Folha de S. Paulo


Livro conta como guerras fizeram a medicina evoluir

Medicina nas Guerras

Em uma grande guerra, morre-se aos milhares. Mas, ainda que morram depois, boa parte das vítimas passa por hospitais de campanha. Nessas ocasiões, os médicos se encontram em uma situação particularmente propícia à inovação. Há uma profusão de pacientes, muitos deles com casos similares, novos problemas surgem, os recursos são limitados e a gravidade dos ferimentos justifica se arriscar em técnicas incipientes ou até inéditas.

"É por isso que eu digo que os campos de batalha são verdadeiros laboratórios a céu aberto para a ciência médica", diz José Maria Orlando, médico intensivista e autor do livro "Vencendo a morte - Como as guerras fizeram a medicina evoluir", que é lançado nesta semana.

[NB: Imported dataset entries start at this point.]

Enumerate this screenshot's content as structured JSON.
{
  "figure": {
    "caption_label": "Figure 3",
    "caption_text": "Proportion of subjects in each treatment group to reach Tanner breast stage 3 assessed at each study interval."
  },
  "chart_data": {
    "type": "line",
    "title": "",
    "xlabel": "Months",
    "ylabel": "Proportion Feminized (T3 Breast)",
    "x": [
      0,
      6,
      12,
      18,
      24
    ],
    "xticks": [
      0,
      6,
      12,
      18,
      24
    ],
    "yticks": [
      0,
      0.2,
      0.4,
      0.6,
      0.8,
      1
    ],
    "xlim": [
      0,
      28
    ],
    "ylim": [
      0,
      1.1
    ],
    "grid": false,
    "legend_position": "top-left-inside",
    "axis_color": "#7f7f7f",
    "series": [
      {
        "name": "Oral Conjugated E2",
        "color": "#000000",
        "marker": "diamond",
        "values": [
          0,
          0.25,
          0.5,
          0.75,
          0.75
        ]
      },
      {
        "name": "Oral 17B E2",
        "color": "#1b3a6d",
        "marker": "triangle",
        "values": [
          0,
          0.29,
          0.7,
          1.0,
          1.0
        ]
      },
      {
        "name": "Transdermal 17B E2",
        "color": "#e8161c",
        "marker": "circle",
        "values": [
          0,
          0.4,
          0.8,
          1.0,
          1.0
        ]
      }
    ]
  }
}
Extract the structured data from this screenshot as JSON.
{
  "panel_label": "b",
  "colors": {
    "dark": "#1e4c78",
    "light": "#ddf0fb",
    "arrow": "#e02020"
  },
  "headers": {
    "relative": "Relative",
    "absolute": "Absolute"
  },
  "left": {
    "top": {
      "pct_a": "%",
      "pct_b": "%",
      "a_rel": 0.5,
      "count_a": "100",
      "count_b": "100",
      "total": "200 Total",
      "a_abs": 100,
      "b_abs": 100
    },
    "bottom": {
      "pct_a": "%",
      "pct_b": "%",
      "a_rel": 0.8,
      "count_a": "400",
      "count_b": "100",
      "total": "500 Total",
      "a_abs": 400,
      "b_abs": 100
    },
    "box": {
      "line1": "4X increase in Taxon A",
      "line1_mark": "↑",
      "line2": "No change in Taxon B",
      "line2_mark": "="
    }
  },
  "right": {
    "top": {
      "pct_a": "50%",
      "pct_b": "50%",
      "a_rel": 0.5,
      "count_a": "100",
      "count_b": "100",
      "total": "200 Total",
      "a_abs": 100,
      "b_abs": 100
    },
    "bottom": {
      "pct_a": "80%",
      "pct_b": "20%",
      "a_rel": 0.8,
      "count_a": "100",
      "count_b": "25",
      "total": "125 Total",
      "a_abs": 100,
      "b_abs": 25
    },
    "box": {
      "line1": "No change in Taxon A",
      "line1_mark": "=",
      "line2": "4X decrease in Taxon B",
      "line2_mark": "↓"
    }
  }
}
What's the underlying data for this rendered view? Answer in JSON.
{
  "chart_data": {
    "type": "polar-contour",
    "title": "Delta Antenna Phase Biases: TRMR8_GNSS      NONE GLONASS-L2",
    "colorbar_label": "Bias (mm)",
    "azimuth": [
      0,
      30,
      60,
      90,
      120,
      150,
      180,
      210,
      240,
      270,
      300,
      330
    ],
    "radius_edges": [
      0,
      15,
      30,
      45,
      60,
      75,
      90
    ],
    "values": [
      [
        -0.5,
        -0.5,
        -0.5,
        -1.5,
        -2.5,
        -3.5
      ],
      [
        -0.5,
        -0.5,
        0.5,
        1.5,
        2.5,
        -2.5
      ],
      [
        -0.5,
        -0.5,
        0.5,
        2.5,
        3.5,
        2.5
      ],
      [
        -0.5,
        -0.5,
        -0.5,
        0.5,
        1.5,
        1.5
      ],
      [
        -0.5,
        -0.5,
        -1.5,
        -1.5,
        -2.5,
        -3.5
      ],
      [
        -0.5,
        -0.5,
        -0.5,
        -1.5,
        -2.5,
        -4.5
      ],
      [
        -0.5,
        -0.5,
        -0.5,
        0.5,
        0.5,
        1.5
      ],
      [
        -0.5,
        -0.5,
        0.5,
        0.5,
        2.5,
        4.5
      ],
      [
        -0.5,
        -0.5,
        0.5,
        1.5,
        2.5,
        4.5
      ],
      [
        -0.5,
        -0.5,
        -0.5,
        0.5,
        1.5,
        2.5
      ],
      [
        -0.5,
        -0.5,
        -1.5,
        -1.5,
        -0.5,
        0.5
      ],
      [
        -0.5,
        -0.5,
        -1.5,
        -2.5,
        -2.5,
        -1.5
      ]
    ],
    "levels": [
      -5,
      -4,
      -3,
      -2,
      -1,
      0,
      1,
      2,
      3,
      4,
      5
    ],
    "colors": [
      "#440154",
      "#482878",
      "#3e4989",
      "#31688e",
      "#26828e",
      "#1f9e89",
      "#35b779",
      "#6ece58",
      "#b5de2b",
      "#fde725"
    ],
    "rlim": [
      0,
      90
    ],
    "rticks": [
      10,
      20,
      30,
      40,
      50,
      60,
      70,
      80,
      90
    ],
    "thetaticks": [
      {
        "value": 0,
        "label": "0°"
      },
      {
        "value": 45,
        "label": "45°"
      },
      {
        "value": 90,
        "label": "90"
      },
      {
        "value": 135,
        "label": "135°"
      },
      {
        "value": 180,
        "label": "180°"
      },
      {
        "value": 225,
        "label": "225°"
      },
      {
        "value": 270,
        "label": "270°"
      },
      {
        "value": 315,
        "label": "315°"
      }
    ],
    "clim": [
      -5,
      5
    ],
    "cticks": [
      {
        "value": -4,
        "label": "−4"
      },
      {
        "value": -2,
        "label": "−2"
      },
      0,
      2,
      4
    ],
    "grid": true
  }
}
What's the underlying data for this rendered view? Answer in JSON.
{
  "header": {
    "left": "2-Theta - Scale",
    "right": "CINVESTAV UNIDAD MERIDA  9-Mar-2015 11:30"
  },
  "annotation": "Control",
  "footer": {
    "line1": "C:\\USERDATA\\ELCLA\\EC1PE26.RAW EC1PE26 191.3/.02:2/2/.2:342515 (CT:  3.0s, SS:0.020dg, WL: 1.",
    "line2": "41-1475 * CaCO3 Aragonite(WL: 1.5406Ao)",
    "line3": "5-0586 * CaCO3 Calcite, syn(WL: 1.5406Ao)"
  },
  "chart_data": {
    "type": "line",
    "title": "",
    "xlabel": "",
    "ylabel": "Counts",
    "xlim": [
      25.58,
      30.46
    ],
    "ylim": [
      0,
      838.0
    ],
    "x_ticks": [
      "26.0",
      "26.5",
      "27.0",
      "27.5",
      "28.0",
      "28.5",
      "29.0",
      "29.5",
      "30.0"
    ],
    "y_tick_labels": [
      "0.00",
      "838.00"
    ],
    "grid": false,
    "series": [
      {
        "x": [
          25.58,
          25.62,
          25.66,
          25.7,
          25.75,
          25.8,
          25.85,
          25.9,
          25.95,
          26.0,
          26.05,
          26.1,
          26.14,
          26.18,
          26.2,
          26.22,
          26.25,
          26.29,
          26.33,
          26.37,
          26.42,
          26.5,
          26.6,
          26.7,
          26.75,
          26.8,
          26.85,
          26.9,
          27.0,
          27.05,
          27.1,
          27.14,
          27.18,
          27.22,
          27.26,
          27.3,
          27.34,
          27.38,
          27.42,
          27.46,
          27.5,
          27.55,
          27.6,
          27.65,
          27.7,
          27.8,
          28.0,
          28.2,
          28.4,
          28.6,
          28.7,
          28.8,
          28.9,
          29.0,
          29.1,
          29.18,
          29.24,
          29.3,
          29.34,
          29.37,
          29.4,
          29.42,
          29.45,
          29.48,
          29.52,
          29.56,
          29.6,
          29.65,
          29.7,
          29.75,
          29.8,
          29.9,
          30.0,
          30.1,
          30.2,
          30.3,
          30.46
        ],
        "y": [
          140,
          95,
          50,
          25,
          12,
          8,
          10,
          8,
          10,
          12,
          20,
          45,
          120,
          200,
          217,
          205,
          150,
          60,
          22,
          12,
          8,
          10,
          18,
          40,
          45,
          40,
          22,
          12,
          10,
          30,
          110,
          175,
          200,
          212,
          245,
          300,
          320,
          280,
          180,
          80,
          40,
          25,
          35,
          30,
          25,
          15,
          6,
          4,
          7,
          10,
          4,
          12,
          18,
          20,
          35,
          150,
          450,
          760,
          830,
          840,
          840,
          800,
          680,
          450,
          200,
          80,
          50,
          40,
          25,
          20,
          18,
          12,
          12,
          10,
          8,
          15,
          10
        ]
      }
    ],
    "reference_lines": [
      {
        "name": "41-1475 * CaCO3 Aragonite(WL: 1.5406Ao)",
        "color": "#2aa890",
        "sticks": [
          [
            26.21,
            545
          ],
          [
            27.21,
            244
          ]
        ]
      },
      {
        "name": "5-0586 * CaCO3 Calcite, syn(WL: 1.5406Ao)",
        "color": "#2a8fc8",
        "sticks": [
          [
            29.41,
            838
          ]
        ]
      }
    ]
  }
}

O livro conta como técnicas cirúrgicas foram desenvolvidas e aprimoradas nas frentes de batalha, além de procedimentos como a triagem de pacientes (implementada durante as guerras napoleônicas para definir quem teria mais chance de sobreviver se recebesse cuidados médicos primeiro), o uso de ambulâncias e equipamentos de segurança. Um exemplo é o do cinto de segurança, que começou a ser usado para manter os pilotos presos aos caças durante a Primeira Guerra Mundial.

Orlando, que foi presidente da Associação de Medicina Intensiva Brasileira, já escreveu livros técnicos sobre UTIs (Unidades de Tratamento Intensivo). Dessa vez, no entanto, resolveu enveredar pela história da medicina e fazer algo voltado ao público geral, sobretudo aos amantes da temática bélica.

"Não se trata de exaltar a violência, mas de ver como a medicina militar beneficiou e influenciou certas práticas da medicina civil. Se você reparar bem, o funcionamento de um pronto-socorro tem um clima de disciplina militar."

Até pouco mais de cem anos atrás, as guerras eram mais letais nas infecções e epidemias do que nos campos de batalha. Morria-se mais de malária, cólera, varíola, de fezes amontoadas em trincheiras e pernas arrancadas em cirurgias sem anestesia e com pouca higiene do que de bala ou espada. Esse cenário só começou a se modificar a partir da Primeira Grande Guerra Mundial, em função do desenvolvimento de novas opções de diagnóstico e tratamento, do advento dos antibióticos, das cirurgias mais complexas que agora podiam ser conduzidas com maior segurança e conforto sob efeito de anestésicos, da melhoria das condições sanitárias e da prevenção de muitas doenças graças ao surgimento das vacinas E também porque as armas ficara mais letais, a exemplo das metralhadoras, que entraram em cena no fim do século 19.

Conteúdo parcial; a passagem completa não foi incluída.